Further, my engine has never been CPU-bound

I also found that reducing the polycount of a VBO below a certain value (under 75 on my card), won't increase performance anymore. So in the end I might have to do geom-grouping anyway, whatever overhead LWJGL has. Or do that "pseudo-instancing" or yours, whatever it may be

Under 75 polygons, you *are* CPU bound. Also, no matter the scene you're rendering, the CPU always affects the frame rate to a certain degree.

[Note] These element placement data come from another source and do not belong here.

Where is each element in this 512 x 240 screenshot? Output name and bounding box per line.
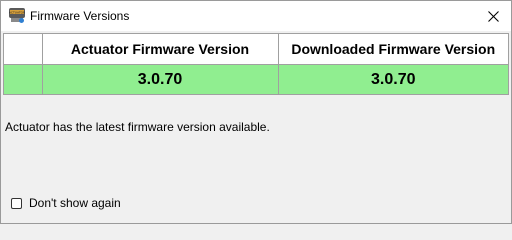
firmware-versions-dialog: ACTUATOR Firmware Versions Actuator Firm… xyxy=(0,0,512,224)
downloaded-firmware-cell[interactable]: 3.0.70 xyxy=(277,64,508,94)
firmware-version-table: Actuator Firmware Version Downloaded Fir… xyxy=(4,34,508,94)
column-header-downloaded-firmware[interactable]: Downloaded Firmware Version xyxy=(277,34,508,65)
actuator-firmware-cell[interactable]: 3.0.70 xyxy=(41,64,279,94)
table-row[interactable]: 3.0.70 3.0.70 xyxy=(4,64,508,94)
dont-show-again-checkbox[interactable]: Don't show again xyxy=(11,196,121,210)
actuator-app-icon: ACTUATOR xyxy=(8,6,26,24)
column-header-actuator-firmware[interactable]: Actuator Firmware Version xyxy=(41,34,279,65)
close-icon xyxy=(487,10,499,22)
checkbox-box[interactable] xyxy=(11,197,22,209)
status-message: Actuator has the latest firmware version… xyxy=(5,120,270,134)
close-button[interactable] xyxy=(475,1,511,31)
svg-text:ACTUATOR: ACTUATOR xyxy=(9,10,25,14)
grid-corner-cell xyxy=(4,34,43,65)
firmware-version-grid: Actuator Firmware Version Downloaded Fir… xyxy=(3,33,509,95)
title-bar[interactable]: ACTUATOR Firmware Versions xyxy=(1,1,511,31)
window-title: Firmware Versions xyxy=(30,9,130,23)
row-header-cell[interactable] xyxy=(4,64,43,94)
table-header-row: Actuator Firmware Version Downloaded Fir… xyxy=(4,34,508,65)
checkbox-label[interactable]: Don't show again xyxy=(29,196,121,210)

Pseudo-instancing is very simple actually. Instead of changing the modelview matrix for every object in the scene, you only load the view matrix at the beginning of the frame and then pass the model matrix individually for every object. The trick is to pass the model matrix as a bunch of "persistent" vertex attributes. Because the modelview matrix is not changing, the driver doesn't have to "touch" the shader code for every object and that's where the speed-up comes from.
Go
here for details and sample code (search => pseudo).

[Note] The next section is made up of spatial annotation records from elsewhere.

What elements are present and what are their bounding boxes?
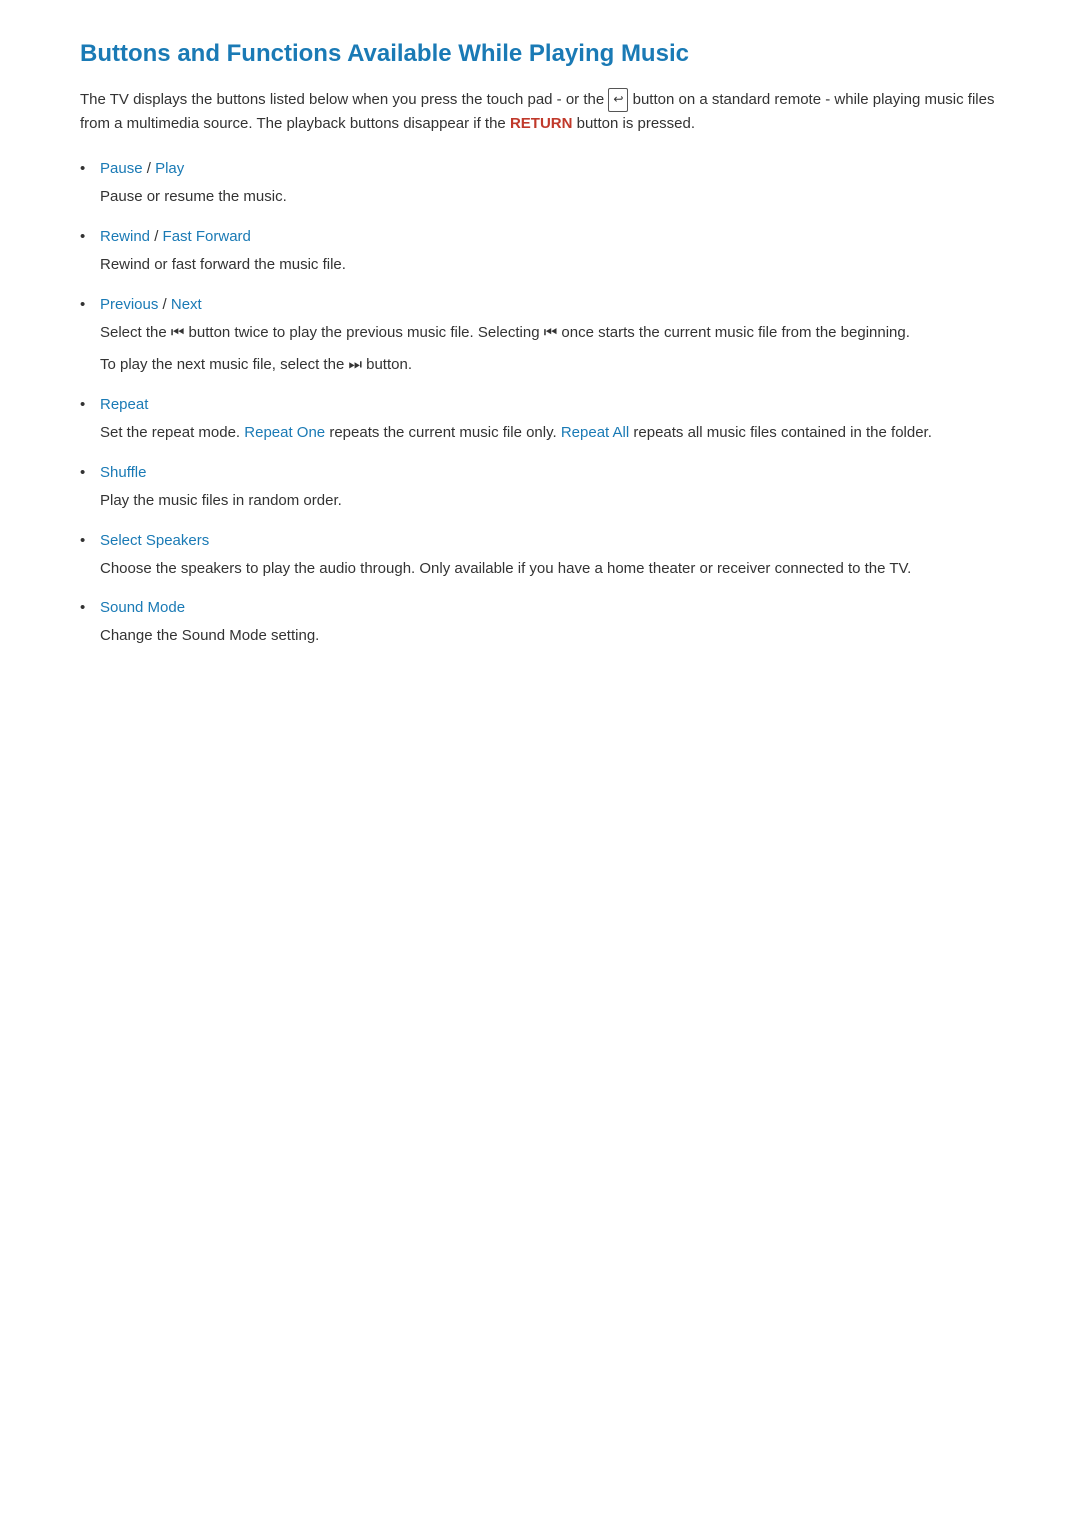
shuffle-title: Shuffle [100,464,1000,481]
play-label: Play [155,160,184,177]
page-title: Buttons and Functions Available While Pl… [80,40,1000,68]
list-item-select-speakers: Select Speakers Choose the speakers to p… [80,532,1000,582]
sep1: / [143,160,156,177]
list-item-sound-mode: Sound Mode Change the Sound Mode setting… [80,599,1000,649]
sep2: / [150,228,163,245]
list-item-previous-next: Previous / Next Select the ⏮ button twic… [80,296,1000,379]
intro-text-end: button is pressed. [577,115,695,132]
select-speakers-title: Select Speakers [100,532,1000,549]
list-item-repeat: Repeat Set the repeat mode. Repeat One r… [80,396,1000,446]
previous-next-body: Select the ⏮ button twice to play the pr… [100,321,1000,379]
repeat-body: Set the repeat mode. Repeat One repeats … [100,421,1000,446]
list-item-pause-play: Pause / Play Pause or resume the music. [80,160,1000,210]
repeat-desc: Set the repeat mode. Repeat One repeats … [100,421,1000,446]
shuffle-desc: Play the music files in random order. [100,489,1000,514]
select-speakers-label: Select Speakers [100,532,209,549]
list-item-rewind-ff: Rewind / Fast Forward Rewind or fast for… [80,228,1000,278]
functions-list: Pause / Play Pause or resume the music. … [80,160,1000,649]
intro-text-before: The TV displays the buttons listed below… [80,91,604,108]
rewind-ff-body: Rewind or fast forward the music file. [100,253,1000,278]
repeat-all-label: Repeat All [561,424,629,441]
pause-play-title: Pause / Play [100,160,1000,177]
list-item-shuffle: Shuffle Play the music files in random o… [80,464,1000,514]
previous-next-title: Previous / Next [100,296,1000,313]
sound-mode-body: Change the Sound Mode setting. [100,624,1000,649]
shuffle-body: Play the music files in random order. [100,489,1000,514]
repeat-title: Repeat [100,396,1000,413]
sound-mode-label: Sound Mode [100,599,185,616]
select-speakers-desc: Choose the speakers to play the audio th… [100,557,1000,582]
select-speakers-body: Choose the speakers to play the audio th… [100,557,1000,582]
previous-next-desc1: Select the ⏮ button twice to play the pr… [100,321,1000,346]
next-label: Next [171,296,202,313]
repeat-one-label: Repeat One [244,424,325,441]
sound-mode-title: Sound Mode [100,599,1000,616]
sep3: / [158,296,171,313]
previous-label: Previous [100,296,158,313]
pause-play-body: Pause or resume the music. [100,185,1000,210]
pause-label: Pause [100,160,143,177]
return-keyword: RETURN [510,115,573,132]
intro-paragraph: The TV displays the buttons listed below… [80,88,1000,136]
rewind-ff-title: Rewind / Fast Forward [100,228,1000,245]
return-icon: ↩ [608,88,628,111]
repeat-label: Repeat [100,396,148,413]
pause-play-desc: Pause or resume the music. [100,185,1000,210]
rewind-ff-desc: Rewind or fast forward the music file. [100,253,1000,278]
shuffle-label: Shuffle [100,464,146,481]
previous-next-desc2: To play the next music file, select the … [100,353,1000,378]
fastforward-label: Fast Forward [163,228,251,245]
rewind-label: Rewind [100,228,150,245]
sound-mode-desc: Change the Sound Mode setting. [100,624,1000,649]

I've also found that this can be applied to other uniform values too. So, for example, instead of defining a model-space light position as a uniform, it's faster to pass it as a vertex attribute. Btw, because of the above model matrix trick, you end up with a vertex position in *world-space* inside the shader. This is actually very convenient and saves some instructions when you've got to do shadow mapping or calculate an eye vector (for specular, parallax, etc).